Anglo-Saxon Riddles of the Exeter Book (1963)
translated by Paull Franklin Baum
1189056Anglo-Saxon Riddles of the Exeter Book1963Paull Franklin Baum

37 (k-d 56)


I was in there     where I saw something,
a thing of wood,     wound a striving thing,
the moving beam     —it received battle wounds,
deep injuries;     spears caused the hurts
of this thing;     and the wood was fast bound
cunningly.     One of its feet
was stable, fixed;     the other worked busily,
played in the air,     sometimes near the ground.
A tree was nearby,     that stood there hung
with bright leaves.     I saw the leavings
of the arrow-work     brought to my lord
where heroes sat     over their drinks.









10


Ic wæs þær Inne     þær ic ane geseah
winnende · wiht     wido bennegean
holt hweorfende     heaþoglemma feng
deopra dolga     daroþas wæron
weo þære wihte     se wudu searwum
fæste gebunden     hyre fota wæs
biid fæft oþer ·     oþer bisgo dreag
leolc on lyfte     hwilum londe neah
treow wæs getenge     þe þær torhtan stod
leafum bihongen     Ic lafe geseah
minum hlaforde     þær hæleð druncon
þara flan     on flet beran

The favored solution is Weaver’s Loom.
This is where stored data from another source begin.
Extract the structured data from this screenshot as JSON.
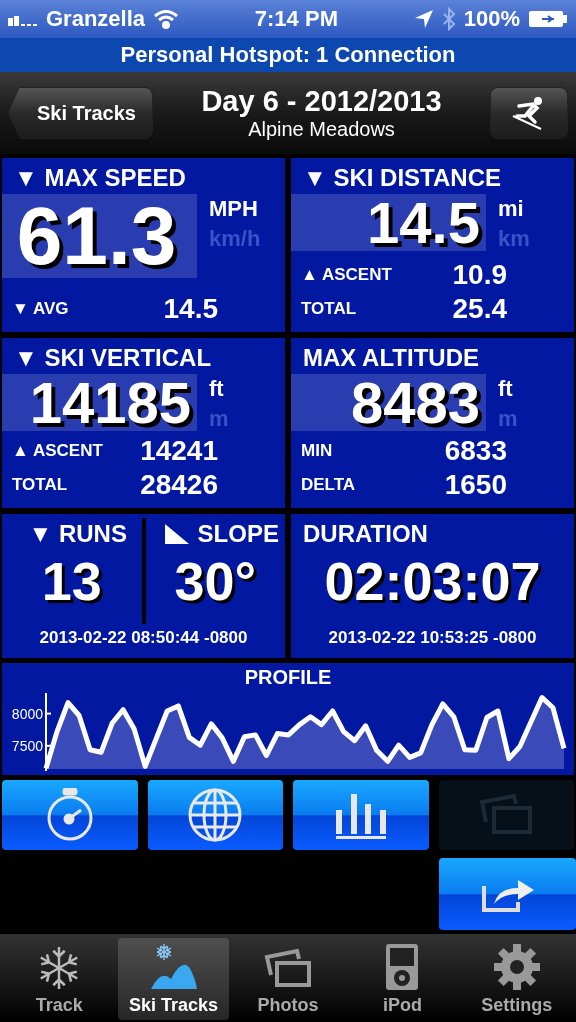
{
  "status_bar": {
    "carrier": "Granzella",
    "time": "7:14 PM",
    "battery": "100%"
  },
  "hotspot_banner": "Personal Hotspot: 1 Connection",
  "nav": {
    "back": "Ski Tracks",
    "title": "Day 6 - 2012/2013",
    "subtitle": "Alpine Meadows"
  },
  "stats": [
    {
      "title": "▼ MAX SPEED",
      "value": "61.3",
      "kind": "hero",
      "units": [
        {
          "label": "MPH",
          "selected": true
        },
        {
          "label": "km/h",
          "selected": false
        }
      ],
      "rows": [
        {
          "label": "▼ AVG",
          "value": "14.5"
        }
      ]
    },
    {
      "title": "▼ SKI DISTANCE",
      "value": "14.5",
      "kind": "standard",
      "units": [
        {
          "label": "mi",
          "selected": true
        },
        {
          "label": "km",
          "selected": false
        }
      ],
      "rows": [
        {
          "label": "▲ ASCENT",
          "value": "10.9"
        },
        {
          "label": "TOTAL",
          "value": "25.4"
        }
      ]
    },
    {
      "title": "▼ SKI VERTICAL",
      "value": "14185",
      "kind": "standard",
      "units": [
        {
          "label": "ft",
          "selected": true
        },
        {
          "label": "m",
          "selected": false
        }
      ],
      "rows": [
        {
          "label": "▲ ASCENT",
          "value": "14241"
        },
        {
          "label": "TOTAL",
          "value": "28426"
        }
      ]
    },
    {
      "title": "MAX ALTITUDE",
      "value": "8483",
      "kind": "standard",
      "units": [
        {
          "label": "ft",
          "selected": true
        },
        {
          "label": "m",
          "selected": false
        }
      ],
      "rows": [
        {
          "label": "MIN",
          "value": "6833"
        },
        {
          "label": "DELTA",
          "value": "1650"
        }
      ]
    }
  ],
  "runs": {
    "title": "▼ RUNS",
    "value": "13",
    "time": "2013-02-22 08:50:44 -0800"
  },
  "slope": {
    "title": "SLOPE",
    "value": "30°"
  },
  "duration": {
    "title": "DURATION",
    "value": "02:03:07",
    "time": "2013-02-22 10:53:25 -0800"
  },
  "profile": {
    "title": "PROFILE",
    "chart_data": {
      "type": "area",
      "yticks": [
        7500,
        8000
      ],
      "ylim": [
        7140,
        8320
      ],
      "categories": [
        null,
        null,
        null,
        null,
        null,
        null,
        null,
        null,
        null,
        null,
        null,
        null,
        null,
        null,
        null,
        null,
        null,
        null,
        null,
        null,
        null,
        null,
        null,
        null,
        null,
        null,
        null,
        null,
        null,
        null,
        null,
        null,
        null,
        null,
        null,
        null,
        null,
        null,
        null,
        null,
        null,
        null,
        null,
        null,
        null,
        null,
        null,
        null
      ],
      "series": [
        {
          "color": "#ffffff",
          "values": [
            7150,
            7720,
            8170,
            7970,
            7440,
            7400,
            7850,
            8060,
            7760,
            7180,
            7610,
            8040,
            8120,
            7630,
            7510,
            7840,
            7620,
            7260,
            7640,
            7670,
            7350,
            7690,
            7670,
            7830,
            7950,
            7830,
            8040,
            7720,
            7580,
            7810,
            7430,
            7260,
            7510,
            7320,
            7390,
            7820,
            8150,
            7950,
            7440,
            7430,
            7940,
            8040,
            7300,
            7490,
            7870,
            8250,
            8090,
            7460
          ]
        }
      ]
    }
  },
  "action_buttons": [
    {
      "kind": "stopwatch",
      "disabled": false
    },
    {
      "kind": "globe",
      "disabled": false
    },
    {
      "kind": "chart",
      "disabled": false
    },
    {
      "kind": "photos",
      "disabled": true
    }
  ],
  "share_button": {
    "kind": "share",
    "disabled": false
  },
  "tabs": [
    {
      "label": "Track",
      "kind": "snowflake",
      "selected": false
    },
    {
      "label": "Ski Tracks",
      "kind": "mountain",
      "selected": true
    },
    {
      "label": "Photos",
      "kind": "photos",
      "selected": false
    },
    {
      "label": "iPod",
      "kind": "ipod",
      "selected": false
    },
    {
      "label": "Settings",
      "kind": "gear",
      "selected": false
    }
  ]
}
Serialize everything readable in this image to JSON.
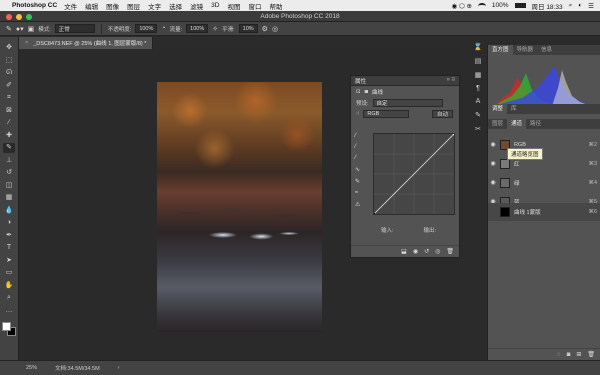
{
  "menubar": {
    "app": "Photoshop CC",
    "items": [
      "文件",
      "编辑",
      "图像",
      "图层",
      "文字",
      "选择",
      "滤镜",
      "3D",
      "视图",
      "窗口",
      "帮助"
    ],
    "battery": "100%",
    "clock": "周日 18:33"
  },
  "window": {
    "title": "Adobe Photoshop CC 2018"
  },
  "options": {
    "mode_label": "模式:",
    "mode_value": "正常",
    "opacity_label": "不透明度:",
    "opacity_value": "100%",
    "flow_label": "流量:",
    "flow_value": "100%",
    "smooth_label": "平滑:",
    "smooth_value": "10%"
  },
  "document": {
    "tab": "_DSC8473.NEF @ 25% (曲线 1, 图层蒙版/8) *"
  },
  "properties": {
    "title": "属性",
    "type": "曲线",
    "preset_label": "预设:",
    "preset_value": "自定",
    "channel_value": "RGB",
    "auto_label": "自动",
    "input_label": "输入:",
    "output_label": "输出:",
    "curve_points": [
      [
        0,
        0
      ],
      [
        255,
        255
      ]
    ]
  },
  "histogram": {
    "tabs": [
      "直方图",
      "导航器",
      "信息"
    ]
  },
  "adjustments": {
    "tabs": [
      "调整",
      "库"
    ]
  },
  "layers": {
    "tabs": [
      "图层",
      "通道",
      "路径"
    ],
    "channels": [
      {
        "name": "RGB",
        "shortcut": "⌘2"
      },
      {
        "name": "红",
        "shortcut": "⌘3"
      },
      {
        "name": "绿",
        "shortcut": "⌘4"
      },
      {
        "name": "蓝",
        "shortcut": "⌘5"
      },
      {
        "name": "曲线 1蒙版",
        "shortcut": "⌘6"
      }
    ],
    "tooltip": "通道略览图"
  },
  "status": {
    "zoom": "25%",
    "doc_size": "文档:34.5M/34.5M"
  },
  "colors": {
    "foreground": "#ffffff",
    "background": "#000000"
  }
}
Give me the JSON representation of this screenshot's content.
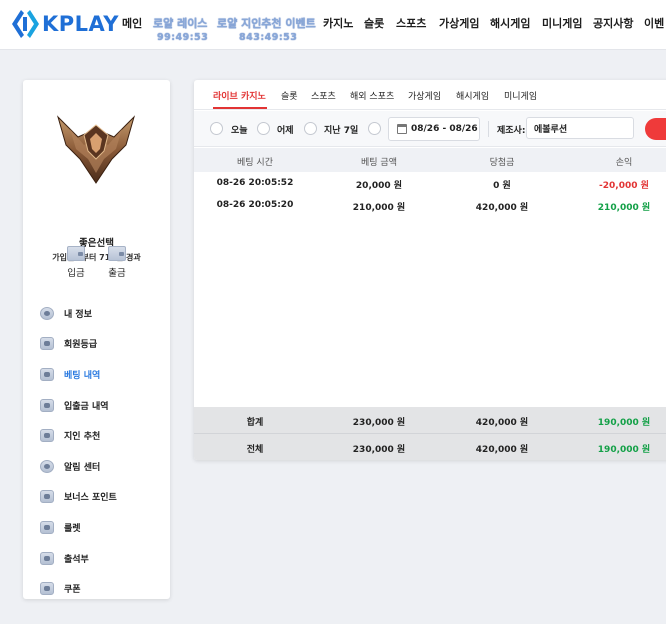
{
  "header": {
    "logo_text": "KPLAY",
    "nav": [
      {
        "label": "메인",
        "event": false
      },
      {
        "label": "로얄 레이스",
        "event": true,
        "timer": "99:49:53"
      },
      {
        "label": "로얄 지인추천 이벤트",
        "event": true,
        "timer": "843:49:53"
      },
      {
        "label": "카지노",
        "event": false
      },
      {
        "label": "슬롯",
        "event": false
      },
      {
        "label": "스포츠",
        "event": false
      },
      {
        "label": "가상게임",
        "event": false
      },
      {
        "label": "해시게임",
        "event": false
      },
      {
        "label": "미니게임",
        "event": false
      },
      {
        "label": "공지사항",
        "event": false
      },
      {
        "label": "이벤",
        "event": false
      }
    ]
  },
  "profile": {
    "username": "좋은선택",
    "joined": "가입일로부터 719일 경과",
    "deposit_label": "입금",
    "withdraw_label": "출금"
  },
  "menu": [
    {
      "label": "내 정보",
      "icon": "user-icon",
      "active": false
    },
    {
      "label": "회원등급",
      "icon": "badge-icon",
      "active": false
    },
    {
      "label": "베팅 내역",
      "icon": "betting-history-icon",
      "active": true
    },
    {
      "label": "입출금 내역",
      "icon": "wallet-icon",
      "active": false
    },
    {
      "label": "지인 추천",
      "icon": "mail-icon",
      "active": false
    },
    {
      "label": "알림 센터",
      "icon": "chat-icon",
      "active": false
    },
    {
      "label": "보너스 포인트",
      "icon": "bonus-icon",
      "active": false
    },
    {
      "label": "룰렛",
      "icon": "roulette-icon",
      "active": false
    },
    {
      "label": "출석부",
      "icon": "attendance-icon",
      "active": false
    },
    {
      "label": "쿠폰",
      "icon": "coupon-icon",
      "active": false
    }
  ],
  "tabs": [
    "라이브 카지노",
    "슬롯",
    "스포츠",
    "해외 스포츠",
    "가상게임",
    "해시게임",
    "미니게임"
  ],
  "filters": {
    "today": "오늘",
    "yesterday": "어제",
    "last7": "지난 7일",
    "date_range": "08/26 - 08/26",
    "provider_label": "제조사:",
    "provider_value": "에볼루션"
  },
  "table": {
    "columns": [
      "베팅 시간",
      "베팅 금액",
      "당첨금",
      "손익"
    ],
    "rows": [
      {
        "time": "08-26 20:05:52",
        "bet": "20,000 원",
        "win": "0 원",
        "profit": "-20,000 원",
        "profit_sign": "neg"
      },
      {
        "time": "08-26 20:05:20",
        "bet": "210,000 원",
        "win": "420,000 원",
        "profit": "210,000 원",
        "profit_sign": "pos"
      }
    ],
    "totals": [
      {
        "label": "합계",
        "bet": "230,000 원",
        "win": "420,000 원",
        "profit": "190,000 원"
      },
      {
        "label": "전체",
        "bet": "230,000 원",
        "win": "420,000 원",
        "profit": "190,000 원"
      }
    ]
  },
  "colors": {
    "accent_red": "#e23434",
    "accent_blue": "#2c7be0",
    "profit_green": "#13a047"
  }
}
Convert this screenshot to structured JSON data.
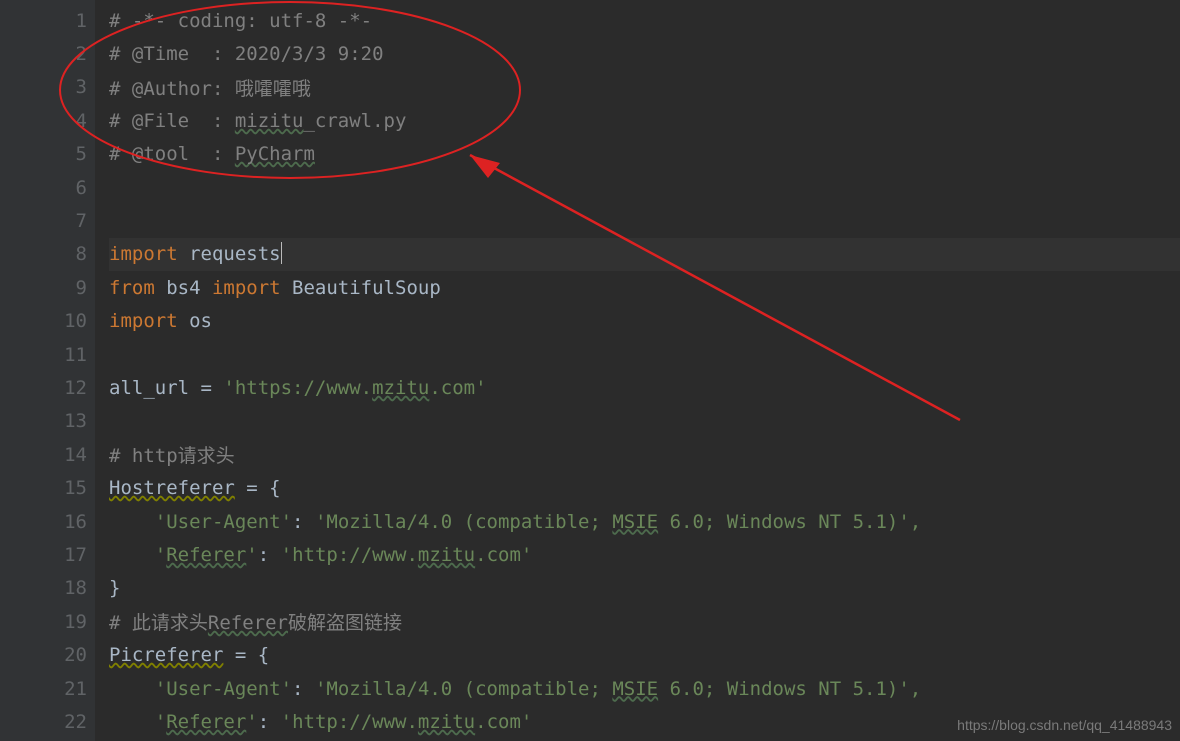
{
  "gutter": {
    "numbers": [
      "1",
      "2",
      "3",
      "4",
      "5",
      "6",
      "7",
      "8",
      "9",
      "10",
      "11",
      "12",
      "13",
      "14",
      "15",
      "16",
      "17",
      "18",
      "19",
      "20",
      "21",
      "22"
    ]
  },
  "code": {
    "l1": "# -*- coding: utf-8 -*-",
    "l2": "# @Time  : 2020/3/3 9:20",
    "l3": "# @Author: 哦嚯嚯哦",
    "l4_a": "# @File  : ",
    "l4_b": "mizitu",
    "l4_c": "_crawl.py",
    "l5_a": "# @tool  : ",
    "l5_b": "PyCharm",
    "l8_kw": "import",
    "l8_mod": " requests",
    "l9_from": "from",
    "l9_mod": " bs4 ",
    "l9_imp": "import",
    "l9_name": " BeautifulSoup",
    "l10_kw": "import",
    "l10_mod": " os",
    "l12_a": "all_url = ",
    "l12_s1": "'https://www.",
    "l12_s2": "mzitu",
    "l12_s3": ".com'",
    "l14": "# http请求头",
    "l15_a": "Hostreferer",
    "l15_b": " = {",
    "l16_a": "    ",
    "l16_s1": "'User-Agent'",
    "l16_b": ": ",
    "l16_s2": "'Mozilla/4.0 (compatible; ",
    "l16_s3": "MSIE",
    "l16_s4": " 6.0; Windows NT 5.1)',",
    "l17_a": "    ",
    "l17_s1": "'",
    "l17_s1b": "Referer",
    "l17_s1c": "'",
    "l17_b": ": ",
    "l17_s2": "'http://www.",
    "l17_s3": "mzitu",
    "l17_s4": ".com'",
    "l18": "}",
    "l19_a": "# 此请求头",
    "l19_b": "Referer",
    "l19_c": "破解盗图链接",
    "l20_a": "Picreferer",
    "l20_b": " = {",
    "l21_a": "    ",
    "l21_s1": "'User-Agent'",
    "l21_b": ": ",
    "l21_s2": "'Mozilla/4.0 (compatible; ",
    "l21_s3": "MSIE",
    "l21_s4": " 6.0; Windows NT 5.1)',",
    "l22_a": "    ",
    "l22_s1": "'",
    "l22_s1b": "Referer",
    "l22_s1c": "'",
    "l22_b": ": ",
    "l22_s2": "'http://www.",
    "l22_s3": "mzitu",
    "l22_s4": ".com'"
  },
  "watermark": "https://blog.csdn.net/qq_41488943"
}
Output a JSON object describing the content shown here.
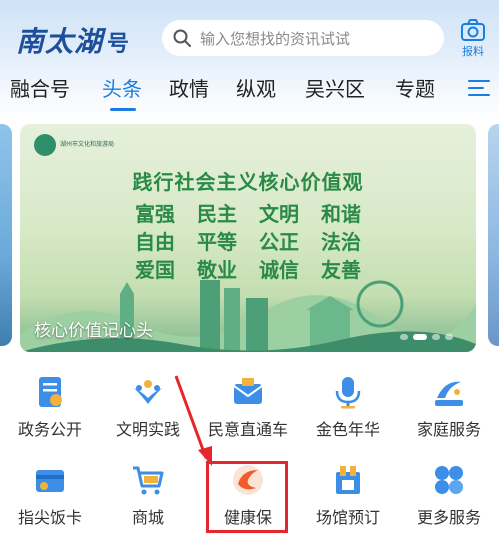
{
  "header": {
    "logo_main": "南太湖",
    "logo_sub": "号",
    "search_placeholder": "输入您想找的资讯试试",
    "search_icon": "search-icon",
    "report_icon": "camera-icon",
    "report_label": "报料"
  },
  "tabs": [
    {
      "label": "融合号",
      "active": false
    },
    {
      "label": "头条",
      "active": true
    },
    {
      "label": "政情",
      "active": false
    },
    {
      "label": "纵观",
      "active": false
    },
    {
      "label": "吴兴区",
      "active": false
    },
    {
      "label": "专题",
      "active": false
    }
  ],
  "banner": {
    "org_name": "湖州市文化和旅游局",
    "title": "践行社会主义核心价值观",
    "rows": [
      [
        "富强",
        "民主",
        "文明",
        "和谐"
      ],
      [
        "自由",
        "平等",
        "公正",
        "法治"
      ],
      [
        "爱国",
        "敬业",
        "诚信",
        "友善"
      ]
    ],
    "caption": "核心价值记心头",
    "slide_count": 4,
    "active_slide": 1
  },
  "services": [
    {
      "label": "政务公开",
      "icon": "government-document-icon"
    },
    {
      "label": "文明实践",
      "icon": "civilization-practice-icon"
    },
    {
      "label": "民意直通车",
      "icon": "envelope-icon"
    },
    {
      "label": "金色年华",
      "icon": "microphone-icon"
    },
    {
      "label": "家庭服务",
      "icon": "family-service-icon"
    },
    {
      "label": "指尖饭卡",
      "icon": "meal-card-icon"
    },
    {
      "label": "商城",
      "icon": "shopping-cart-icon"
    },
    {
      "label": "健康保",
      "icon": "health-insurance-icon"
    },
    {
      "label": "场馆预订",
      "icon": "venue-booking-icon"
    },
    {
      "label": "更多服务",
      "icon": "more-services-icon"
    }
  ],
  "colors": {
    "accent": "#1c7de0",
    "highlight": "#e5262b",
    "banner_text": "#2a8a48"
  }
}
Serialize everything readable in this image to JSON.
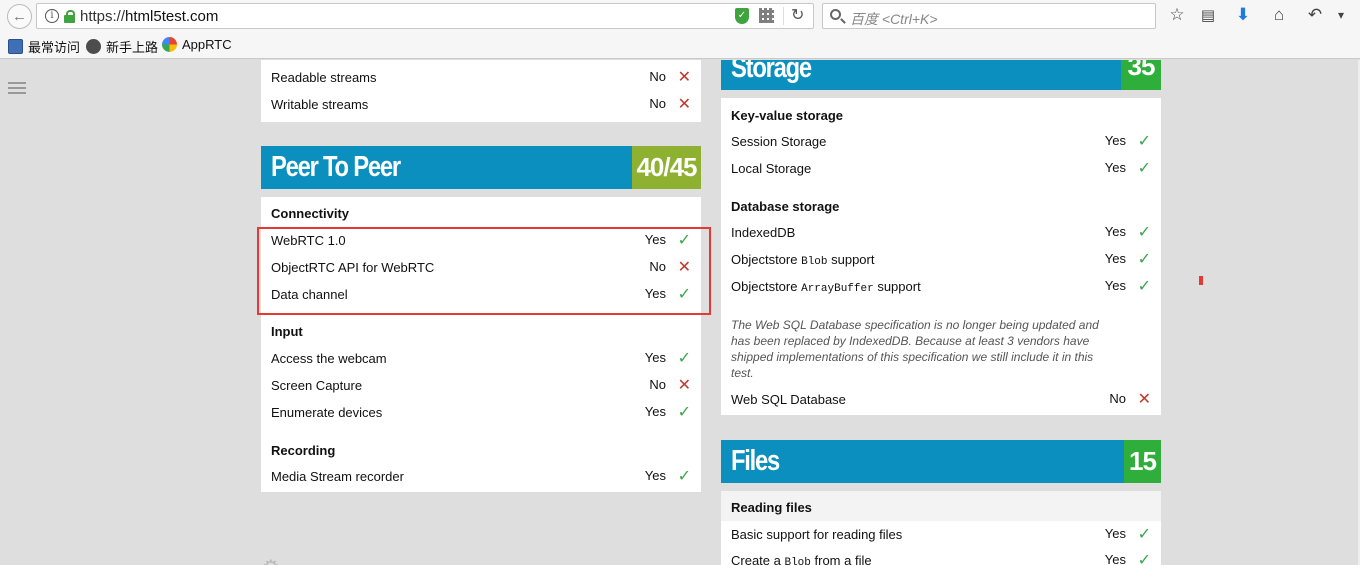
{
  "browser": {
    "url_scheme": "https://",
    "url_host": "html5test.com",
    "search_placeholder": "百度 <Ctrl+K>",
    "bookmarks": [
      "最常访问",
      "新手上路",
      "AppRTC"
    ]
  },
  "left_top_card": {
    "rows": [
      {
        "label": "Readable streams",
        "value": "No",
        "status": "no"
      },
      {
        "label": "Writable streams",
        "value": "No",
        "status": "no"
      }
    ]
  },
  "peer_to_peer": {
    "title": "Peer To Peer",
    "score": "40/45",
    "score_color": "#8fb132",
    "connectivity": {
      "heading": "Connectivity",
      "rows": [
        {
          "label": "WebRTC 1.0",
          "value": "Yes",
          "status": "yes"
        },
        {
          "label": "ObjectRTC API for WebRTC",
          "value": "No",
          "status": "no"
        },
        {
          "label": "Data channel",
          "value": "Yes",
          "status": "yes"
        }
      ]
    },
    "input": {
      "heading": "Input",
      "rows": [
        {
          "label": "Access the webcam",
          "value": "Yes",
          "status": "yes"
        },
        {
          "label": "Screen Capture",
          "value": "No",
          "status": "no"
        },
        {
          "label": "Enumerate devices",
          "value": "Yes",
          "status": "yes"
        }
      ]
    },
    "recording": {
      "heading": "Recording",
      "rows": [
        {
          "label": "Media Stream recorder",
          "value": "Yes",
          "status": "yes"
        }
      ]
    }
  },
  "storage": {
    "title": "Storage",
    "score": "35",
    "score_color": "#2fae3c",
    "key_value": {
      "heading": "Key-value storage",
      "rows": [
        {
          "label": "Session Storage",
          "value": "Yes",
          "status": "yes"
        },
        {
          "label": "Local Storage",
          "value": "Yes",
          "status": "yes"
        }
      ]
    },
    "database": {
      "heading": "Database storage",
      "indexeddb": {
        "label": "IndexedDB",
        "value": "Yes"
      },
      "blob_prefix": "Objectstore ",
      "blob_code": "Blob",
      "blob_suffix": " support",
      "blob_value": "Yes",
      "ab_prefix": "Objectstore ",
      "ab_code": "ArrayBuffer",
      "ab_suffix": " support",
      "ab_value": "Yes"
    },
    "note": "The Web SQL Database specification is no longer being updated and has been replaced by IndexedDB. Because at least 3 vendors have shipped implementations of this specification we still include it in this test.",
    "websql": {
      "label": "Web SQL Database",
      "value": "No",
      "status": "no"
    }
  },
  "files": {
    "title": "Files",
    "score": "15",
    "score_color": "#2fae3c",
    "reading": {
      "heading": "Reading files",
      "basic": {
        "label": "Basic support for reading files",
        "value": "Yes"
      },
      "create_prefix": "Create a ",
      "create_code": "Blob",
      "create_suffix": " from a file",
      "create_value": "Yes"
    }
  },
  "marks": {
    "yes": "✓",
    "no": "✕"
  }
}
The “striving thing” is the web still in the loom; it is injured by the needle or shuttle passing through it. The spears or darts “must be the teeth of the batten penetrating through the warp.” “The two feet can only be the weighted ends of the two rows of warp threads.” The tree with leaves is a distaff, with flax on it; and the standing warp explains the metaphor of feet. On this see the learned and well-documented article by Erika von Erhardt-Siebold, “The Old English Loom Riddles,” Philologica, Malone Anniversary Studies, Baltimore, 1949, pp. 9–17. Mrs. von Erhardt-Siebold includes with the Loom Riddles 50 (k-d 35), Coat of Mail, which is related insofar as chain mail resembles weaving; and 45 (k-d 70), which is usually solved as Reed Pipe (p. 37 below).